Hear, hear. Change control would be reason enough for this in my mind.

Domino said...

Good grief yes. AMEN! Having worked with both types of data structure, I can say without doubt that keeping the designer data as isolated as possible is definitely best for both the designers and the game.

When I've had to work out of a database I was absolutely terrified that one mis-click, one misplaced keystroke, and I could be changing thousands of records all across the database, potentially without ever realizing it. It's not possible to avoid, it's human error, and you want to isolate that as much as possible, not stick it in a relational database where one error can be magnified a thousandfold with one keystroke, or one well-intentioned apprentice who doesn't understand relational databases can accidentally change something that affects every single entity in game.

And change control, and rollbacks? A nightmare I don't even want to think about.

Yes, provide good reporting tools, and tools like VooDLe are a godsend, but as a designer I beg you to save me from myself and keep my data, and my mistakes, as separate as possible from anything else they can mess up!

Joe Ludwig said...

Was there ever an option? Putting designer data anywhere BUT files seems like a bad idea.

Taylor Steil said...

I think if you guys had advanced level knowledge of SQL and Oracle your opinions about XML vs databases would be considerably different.

Oracle has all of what you're talking about- change control, tools to help less technical folk manage the data, and you can easily create different schemas for different environments. With the right architecture and tools it should be trivial to move data between schemas.


Case in point- today I wanted to update a few hundreds rows:
* add 23h 59m 59s to the date
* change one of the values from null to 1 or 0 based on another column
It only took about 2 minutes to do this via SQL.
There's no way you can update XML with that same speed and efficiency via writing Perl scripts.


Another huge advantage to having design data in a database is when you have to use it to tie the design data into your Business Intelligence reports. You'd be creating a ton of extra work if you had to take the XML design data and load that into Oracle just to make a simple report.

Lyndro said...

Yes Taylor, if every designer on your team has mastery of SQL then you can change and update data is much easier. I picked up a good bit of SQL while I was working on EQ with their database.
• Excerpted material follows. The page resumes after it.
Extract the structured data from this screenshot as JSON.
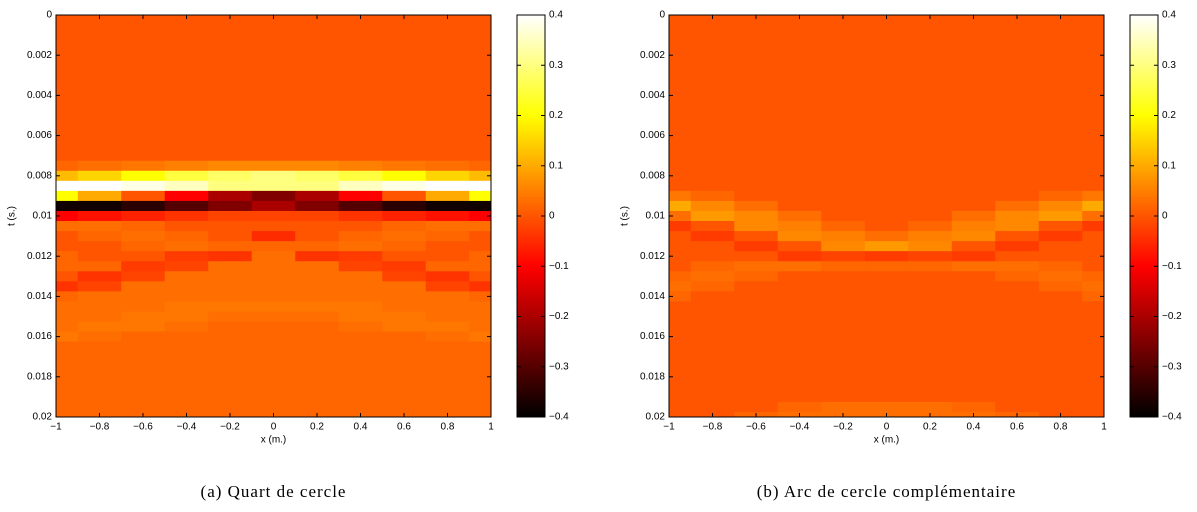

Creating Perl scripts to generate data ended up being not that much slower, in the long run, than entering through a database. The data in both case needs to be generated in some format or another. On both EQ and EQII we used excel for creating large amounts of data. On EQ we pasted the data into the database, on EQ II we ran a Perl script. Generating the Perl script had some overhead, but they were tools, and once generated could be reused.

For generating reports, whatever tools are used for searching data (VooDLe for example) should probably be used for generating reports, since the infrastructure is there.

As a designer I don't think it matters all that much what the backend structure of the data is. A good designer will learn to work with it when needed, what is important is the front end. Especially on a MMO where massive amounts of data needs to be generated in a fairly small window. Good tools should totally occlude whatever data structure you have for 99% of your work. If you have designers populating dungeons by writing down coordinates and typing them in by hand, whether they are entering them into Textpad for a perl script or Excel to paste into a database, then you're doing it wrong.

And for the specific example, I've seen a programmer on EQ II accomplish very similar tasks with Perl scripts in about 5 minutes (So yes, not 2) using the indexed data from VooDLe.